Indépendamment de ces stipulations, toutes à l’avantage des communes, l’empereur leur reconnaissait le droit d’armer des milices, de conserver leurs anciennes confédérations, d’en former de nouvelles et d’élire leurs magistrats. Toutes sentences et confiscations prononcées pour cause de révolte étaient annulées.

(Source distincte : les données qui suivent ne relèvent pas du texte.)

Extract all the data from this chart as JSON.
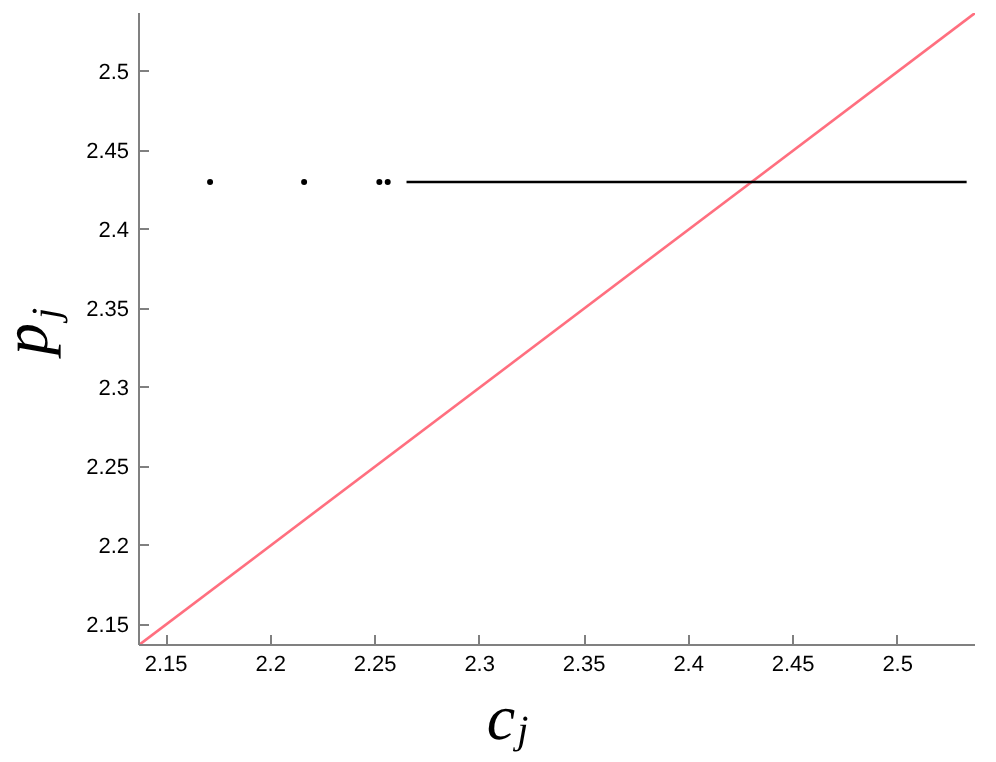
{
  "chart_data": {
    "type": "line",
    "xlabel": "c$_{j}$",
    "ylabel": "p$_{j}$",
    "xlim": [
      2.137,
      2.537
    ],
    "ylim": [
      2.137,
      2.537
    ],
    "xticks": [
      2.15,
      2.2,
      2.25,
      2.3,
      2.35,
      2.4,
      2.45,
      2.5
    ],
    "yticks": [
      2.15,
      2.2,
      2.25,
      2.3,
      2.35,
      2.4,
      2.45,
      2.5
    ],
    "grid": false,
    "series": [
      {
        "type": "line",
        "color": "#ff6f7f",
        "x": [
          2.137,
          2.537
        ],
        "values": [
          2.137,
          2.537
        ]
      },
      {
        "type": "line",
        "color": "#000000",
        "x": [
          2.265,
          2.533
        ],
        "values": [
          2.43,
          2.43
        ]
      },
      {
        "type": "scatter",
        "color": "#000000",
        "x": [
          2.171,
          2.216,
          2.252,
          2.256
        ],
        "values": [
          2.43,
          2.43,
          2.43,
          2.43
        ]
      }
    ]
  }
}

Les prérogatives qui restaient à la couronne, après tant de concessions, ne rappelaient guère cette autorité sans limites attribuée par la diète de Roncaglia au prétendu successeur des Antonins : les membres de chaque commune, de quinze ans à soixante-dix, devaient au souverain le serment de fidélité qu’ils renouvelaient au bout de six ans. Ils promettaient de maintenir les droits impériaux et de les défendre contre les hommes qui ne feraient pas partie de l’association. Avant que les consuls ou podestats librement élus par le peuple entrassent en charge, l’empereur leur donnait gratuitement l’investiture. L’appel des causes civiles qui excédaient 25 livres impériales lui était réservé, et comme il ne pouvait entendre lui-même toutes les causes, ni obliger les plaideurs à le suivre dans ses voyages, il instituait des juges qui devaient prononcer leurs arrêts dans le délai de deux mois, en se conformant aux lois et aux coutumes de chaque localité. Quand le roi des Romains se rendait à Rome pour recevoir la couronne des mains du pape, ou qu’il séjournait en Lombardie, il avait droit aux régales, dites impériales, telles que les vivres pour lui et les siens, la mise en état des ponts et des routes; mais il promettait de ne pas grever les villes par un séjour trop prolongé. Frédéric, naturellement noble et magnanime, avait pris l’engagement d’oublier les anciennes injures, et de maintenir loyalement les clauses du traité. Il ne chercha point à éluder ses promesses, à cacher, sous des dehors hypocrites, des projets de despotisme et d’oppression. Les républiques italiennes n’eurent donc pas à regretter de s’être fiées à lui. Leur état politique, si longtemps contesté, fut légalement établi. Elles devinrent membres de l’empire, et une communauté de devoirs, de droits et d’indépendance exista, en principe du moins, entre elles et les feudataires impériaux.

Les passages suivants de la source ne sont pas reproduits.